Interesting choice of words, but I wasn’t there to play counsellor. Naturally, though, it made me wonder how deep The Grandson’s wounds were. I was an emotional rubber-necker, eager for a glimpse of the car crash. ‘I’m surprised you didn’t bring a date today,’ I said instead. He looked quite handsome and completely at home in his suit. Once I got to know him better I realised that I was wrong about his buttoned-up reserve. There had to be a degree of free-spiritedness in someone who wore curly hair long so that it stood on end. It looked like it spent most of its time on the naughty step.

‘You’re surprised? But I’m not seeing anyone.’

‘Oh. I assumed you were.’

‘Why’s that?’

‘I don’t know, actually. I guess I just imagine you with a girlfriend. You seem like the type who’d have one.’

‘That’s flattering, thanks. But I’m not seeing anyone now. I did have a serious girlfriend, but I’ve mainly been single for the past few years.’

‘What happened to the serious girlfriend?’ Hopefully my smile lessened the chance that he’d tell me to mind my own business.
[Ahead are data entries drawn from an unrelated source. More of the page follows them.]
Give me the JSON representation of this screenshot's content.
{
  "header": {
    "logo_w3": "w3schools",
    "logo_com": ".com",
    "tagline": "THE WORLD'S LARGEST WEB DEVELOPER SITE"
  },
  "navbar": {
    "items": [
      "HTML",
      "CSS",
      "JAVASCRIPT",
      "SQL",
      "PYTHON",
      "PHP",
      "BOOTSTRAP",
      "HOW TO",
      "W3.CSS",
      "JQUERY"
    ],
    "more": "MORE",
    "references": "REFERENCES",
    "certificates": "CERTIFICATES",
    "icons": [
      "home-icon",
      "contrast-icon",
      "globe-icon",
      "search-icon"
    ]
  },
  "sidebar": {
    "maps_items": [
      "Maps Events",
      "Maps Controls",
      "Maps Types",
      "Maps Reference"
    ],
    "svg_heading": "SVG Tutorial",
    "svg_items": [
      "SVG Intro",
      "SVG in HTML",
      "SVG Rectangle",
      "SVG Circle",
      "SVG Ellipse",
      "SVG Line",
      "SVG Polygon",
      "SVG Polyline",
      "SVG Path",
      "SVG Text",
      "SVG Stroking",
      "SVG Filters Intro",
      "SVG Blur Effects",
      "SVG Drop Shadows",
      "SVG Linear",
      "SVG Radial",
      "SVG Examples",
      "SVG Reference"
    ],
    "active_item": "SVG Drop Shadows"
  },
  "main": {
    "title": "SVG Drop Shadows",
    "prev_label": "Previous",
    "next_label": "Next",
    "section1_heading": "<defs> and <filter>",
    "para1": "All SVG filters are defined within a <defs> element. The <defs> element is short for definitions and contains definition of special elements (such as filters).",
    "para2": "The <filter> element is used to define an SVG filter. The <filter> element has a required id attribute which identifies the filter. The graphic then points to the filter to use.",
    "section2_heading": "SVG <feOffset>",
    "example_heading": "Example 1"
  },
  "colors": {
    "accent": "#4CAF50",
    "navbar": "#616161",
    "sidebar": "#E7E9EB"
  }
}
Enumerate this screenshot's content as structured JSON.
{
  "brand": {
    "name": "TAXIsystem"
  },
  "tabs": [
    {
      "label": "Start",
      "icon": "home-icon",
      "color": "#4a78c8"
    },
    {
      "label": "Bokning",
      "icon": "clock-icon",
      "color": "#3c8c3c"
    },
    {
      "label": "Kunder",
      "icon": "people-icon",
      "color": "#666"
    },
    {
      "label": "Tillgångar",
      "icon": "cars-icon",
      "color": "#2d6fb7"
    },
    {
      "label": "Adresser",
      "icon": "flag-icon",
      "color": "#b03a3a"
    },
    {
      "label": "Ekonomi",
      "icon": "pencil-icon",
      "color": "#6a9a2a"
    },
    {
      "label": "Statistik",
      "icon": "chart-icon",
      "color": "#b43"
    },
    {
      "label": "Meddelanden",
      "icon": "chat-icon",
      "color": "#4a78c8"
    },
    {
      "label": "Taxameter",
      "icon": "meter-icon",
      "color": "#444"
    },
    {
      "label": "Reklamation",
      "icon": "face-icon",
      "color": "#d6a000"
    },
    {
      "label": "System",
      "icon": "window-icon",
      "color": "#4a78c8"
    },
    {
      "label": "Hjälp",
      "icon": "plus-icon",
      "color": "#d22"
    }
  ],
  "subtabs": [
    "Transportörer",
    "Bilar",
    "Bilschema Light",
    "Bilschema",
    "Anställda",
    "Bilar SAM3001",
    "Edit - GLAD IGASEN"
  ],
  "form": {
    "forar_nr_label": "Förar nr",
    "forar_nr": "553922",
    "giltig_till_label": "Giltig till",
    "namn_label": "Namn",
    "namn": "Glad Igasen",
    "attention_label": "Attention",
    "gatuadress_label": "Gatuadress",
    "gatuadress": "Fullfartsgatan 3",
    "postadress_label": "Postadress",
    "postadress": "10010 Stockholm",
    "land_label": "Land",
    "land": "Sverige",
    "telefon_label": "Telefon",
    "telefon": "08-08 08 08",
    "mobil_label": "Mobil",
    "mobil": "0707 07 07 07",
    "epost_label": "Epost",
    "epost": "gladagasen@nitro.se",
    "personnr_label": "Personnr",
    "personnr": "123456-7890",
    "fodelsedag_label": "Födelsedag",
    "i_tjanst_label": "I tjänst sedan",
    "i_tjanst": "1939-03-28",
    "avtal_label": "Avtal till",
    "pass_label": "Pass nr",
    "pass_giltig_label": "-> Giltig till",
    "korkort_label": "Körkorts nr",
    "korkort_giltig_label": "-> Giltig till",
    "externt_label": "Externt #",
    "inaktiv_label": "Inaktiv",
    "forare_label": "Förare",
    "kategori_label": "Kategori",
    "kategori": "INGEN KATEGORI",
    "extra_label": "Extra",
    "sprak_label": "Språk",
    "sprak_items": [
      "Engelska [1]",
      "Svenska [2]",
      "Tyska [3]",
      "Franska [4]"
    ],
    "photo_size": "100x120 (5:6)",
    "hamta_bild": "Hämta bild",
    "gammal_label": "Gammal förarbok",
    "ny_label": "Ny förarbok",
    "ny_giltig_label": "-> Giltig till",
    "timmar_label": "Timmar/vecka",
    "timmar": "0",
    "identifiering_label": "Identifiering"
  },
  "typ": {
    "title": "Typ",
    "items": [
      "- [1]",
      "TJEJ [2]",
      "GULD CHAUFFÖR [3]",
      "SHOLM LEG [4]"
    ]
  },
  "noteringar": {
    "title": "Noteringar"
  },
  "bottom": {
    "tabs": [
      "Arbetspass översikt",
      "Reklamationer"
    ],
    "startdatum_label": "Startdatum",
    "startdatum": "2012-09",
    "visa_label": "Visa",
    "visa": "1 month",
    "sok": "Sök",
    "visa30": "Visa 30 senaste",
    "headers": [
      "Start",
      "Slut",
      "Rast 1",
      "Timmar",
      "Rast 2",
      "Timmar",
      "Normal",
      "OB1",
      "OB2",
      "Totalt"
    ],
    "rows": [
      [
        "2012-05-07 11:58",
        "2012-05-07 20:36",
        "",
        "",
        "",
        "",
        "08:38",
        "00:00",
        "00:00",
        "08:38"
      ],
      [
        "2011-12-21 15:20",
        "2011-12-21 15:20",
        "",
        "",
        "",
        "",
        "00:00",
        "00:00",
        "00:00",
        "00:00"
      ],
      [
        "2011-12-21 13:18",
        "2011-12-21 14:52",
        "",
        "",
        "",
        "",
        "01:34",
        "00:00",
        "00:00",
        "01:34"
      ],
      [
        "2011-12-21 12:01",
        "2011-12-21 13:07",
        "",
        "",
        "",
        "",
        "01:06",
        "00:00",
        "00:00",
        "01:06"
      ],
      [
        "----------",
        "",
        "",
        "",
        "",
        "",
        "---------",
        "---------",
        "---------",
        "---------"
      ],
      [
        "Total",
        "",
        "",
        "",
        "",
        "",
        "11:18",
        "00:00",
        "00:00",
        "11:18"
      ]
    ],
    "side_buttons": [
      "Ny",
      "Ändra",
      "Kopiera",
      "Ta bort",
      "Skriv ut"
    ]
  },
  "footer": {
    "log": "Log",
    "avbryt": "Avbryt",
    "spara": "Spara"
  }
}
I didn’t fancy the prospect of sitting in awkward silence watching the pensioners dance the Electric Slide.

He ran his hand through his hair and shrugged. ‘When it came to decision time we simply weren’t sure whether we wanted to take the next step. Well, I wasn’t sure. We practically lived together at mine, though not officially. Karen kept her flat. After three years she understandably wanted to know where the relationship was going, and I honestly couldn’t give her an answer. I loved her and we had a lot in common. She’s incredibly sweet and nice, intelligent, pretty. But every time I thought about proposing I panicked. There’s nothing not to love about her, yet I wasn’t in love with her. We shared all of our friends and now I wonder if it wasn’t our life together that I loved so much.’ He looked wistful.

‘Do you regret not marrying her?’

‘No, not really, as wonderful as she is. We were friends first, in the same circle, and eventually started seeing each other. With so much in common it was almost inevitable. But we had substantial differences that meant we’d never really be right for each other.’
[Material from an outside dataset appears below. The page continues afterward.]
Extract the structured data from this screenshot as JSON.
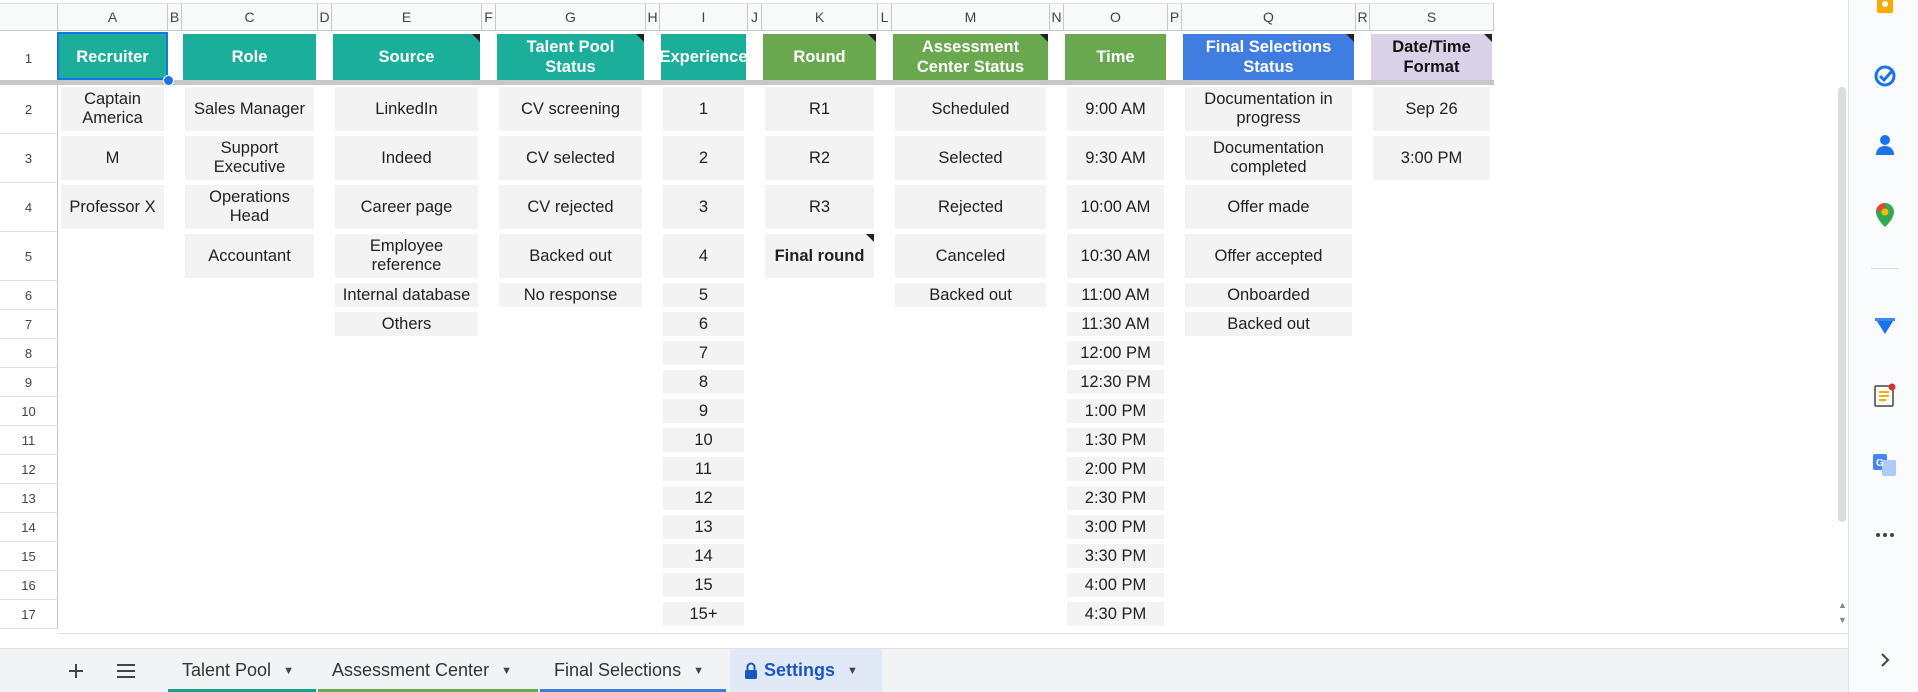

Should I ask? Shouldn’t I? Of course I should. He wouldn’t have brought it up if he didn’t want to talk about it. ‘Differences?’

‘She was just so nice. It’s wonderful in a friend but to be honest, in a relationship it can be wearing. I don’t want to say she was insipid but I’m afraid that’s how I began to see her. She was perfectly happy to defer to me on everything, and it got tiring after awhile. Men may say they want a compliant girlfriend but they don’t, not really. They want an equal, a partner. Karen suffers from being too nice… also, she’d had relatively little experience before we went out. She’d only had one other, very serious, boyfriend. That caused some problems.’

‘The ex-boyfriend?’

‘No, her lack of experience,’ he murmured. ‘Or not her experience exactly. Our lack of compatibility.’